We duck into his favourite deli for fresh bagels, swing by one of his favourite coffee shops for the first good coffee we’ve had in months, and ride the subway alongside people who have long since lost their wonder at this fascinating city.
Central Park on a fall day is no less beautiful than I remembered it from the summer of 2012.
The colours have changed and the wind that stirs the leaves to their rattling symphony is a good deal colder, but its wide open spaces and secret gardens are no less charming. No less an island of wilderness in the heart of one of the world’s most bustling metropolises.
Walking tours often feel like tedious infomercials for whatever place you’re visiting, but I never feel like I’m being sold a destination or an agenda.
In fact, a big chunk of the day is my mate or I telling our own stories. Over the course of a frosty day, we craft in-jokes with Max and fall into a kind of easy companionship. We’re not touring the city with a paint by the numbers guide. We’re spending a day with a local.
We meander through the park and eventually make our way to the part of the city that is most recognizable. Modern skyscrapers and Gothic giants vie for your attention while the incessant honking of traffic and mutter of passers by seems almost soothing.
While we walk, we munch on cookies we’d bought earlier in the day. It’s a kind of easy stroll through a city rather than a frantic cataloguing of its landmarks.
We might not see every one of New York’s most famous sights, but those that we do see come with a sense of ease and comfort that I’ve not felt on other city tours.
As a result, it feels like a more intimate exploration of a city that has come to hold a large place in my heart.
Did we see everything?
Not even close!

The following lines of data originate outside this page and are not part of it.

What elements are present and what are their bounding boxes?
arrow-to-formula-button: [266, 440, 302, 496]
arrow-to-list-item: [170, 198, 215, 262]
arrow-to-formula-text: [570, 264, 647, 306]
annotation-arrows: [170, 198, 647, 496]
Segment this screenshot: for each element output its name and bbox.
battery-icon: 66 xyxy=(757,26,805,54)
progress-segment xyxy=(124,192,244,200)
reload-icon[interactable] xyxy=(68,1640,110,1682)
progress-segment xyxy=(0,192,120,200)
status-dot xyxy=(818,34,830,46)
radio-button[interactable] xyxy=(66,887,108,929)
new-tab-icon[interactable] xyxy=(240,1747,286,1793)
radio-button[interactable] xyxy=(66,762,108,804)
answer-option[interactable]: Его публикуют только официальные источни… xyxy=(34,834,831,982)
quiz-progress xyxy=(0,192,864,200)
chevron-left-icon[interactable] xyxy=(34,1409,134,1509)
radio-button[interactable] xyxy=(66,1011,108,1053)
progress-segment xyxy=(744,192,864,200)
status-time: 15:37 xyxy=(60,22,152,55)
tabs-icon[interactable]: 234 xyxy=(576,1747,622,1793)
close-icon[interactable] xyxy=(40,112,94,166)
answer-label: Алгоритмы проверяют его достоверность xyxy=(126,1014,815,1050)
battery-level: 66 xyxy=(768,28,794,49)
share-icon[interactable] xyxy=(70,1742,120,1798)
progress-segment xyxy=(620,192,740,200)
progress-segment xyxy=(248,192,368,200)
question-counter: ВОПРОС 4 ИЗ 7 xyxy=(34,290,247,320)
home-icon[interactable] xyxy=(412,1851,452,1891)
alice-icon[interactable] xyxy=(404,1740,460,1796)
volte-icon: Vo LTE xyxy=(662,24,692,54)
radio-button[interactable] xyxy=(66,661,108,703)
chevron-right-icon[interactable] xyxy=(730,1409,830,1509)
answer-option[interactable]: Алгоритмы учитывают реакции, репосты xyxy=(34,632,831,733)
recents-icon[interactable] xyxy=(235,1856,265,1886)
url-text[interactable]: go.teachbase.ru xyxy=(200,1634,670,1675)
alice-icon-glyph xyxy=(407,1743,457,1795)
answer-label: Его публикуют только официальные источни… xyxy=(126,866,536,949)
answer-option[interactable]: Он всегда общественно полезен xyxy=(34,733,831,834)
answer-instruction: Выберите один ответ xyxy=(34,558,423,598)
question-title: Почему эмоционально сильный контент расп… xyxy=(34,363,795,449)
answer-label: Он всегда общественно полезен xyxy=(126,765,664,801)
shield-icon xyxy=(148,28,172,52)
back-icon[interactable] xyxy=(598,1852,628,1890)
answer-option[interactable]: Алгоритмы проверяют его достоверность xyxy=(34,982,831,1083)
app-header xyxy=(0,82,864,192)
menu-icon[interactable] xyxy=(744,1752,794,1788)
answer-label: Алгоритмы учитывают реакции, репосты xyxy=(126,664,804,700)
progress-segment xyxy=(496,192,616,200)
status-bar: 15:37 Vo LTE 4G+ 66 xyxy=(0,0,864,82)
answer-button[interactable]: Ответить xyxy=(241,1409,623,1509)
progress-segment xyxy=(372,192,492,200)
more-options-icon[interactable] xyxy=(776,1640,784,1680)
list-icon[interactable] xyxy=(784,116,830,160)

But I doubt that’s possible on a city tour without feeling like you’re in some kind of theme park.
Did we finish the day with a more thorough under of one of the world’s most fascinating cities?
Hell yeah.
Goodbyes are always so hard
New York City would be the final stop on the Great US Road Trip.
In a lot of ways, it feels fitting to end at the city perhaps most commonly associated with the US.
I spend my last day in the city alone. My travel companion has flown home.
It’s a tender kind of goodbye.
New York and I sleep late in a tangle of sheets.
We order in and watch bad movies.
We wander the High Line and breathe in our final moments together.
Reading back, I’m not sure if New York city is an old friend or an erstwhile lover.
Either way, the goodbye is every bit as bitter as the arrival had been sweet.
And really, that holds true for both lovers and old friends.
My City Rover walking tour and my stay at HI New York were both provided free of charge. All opinions are my own.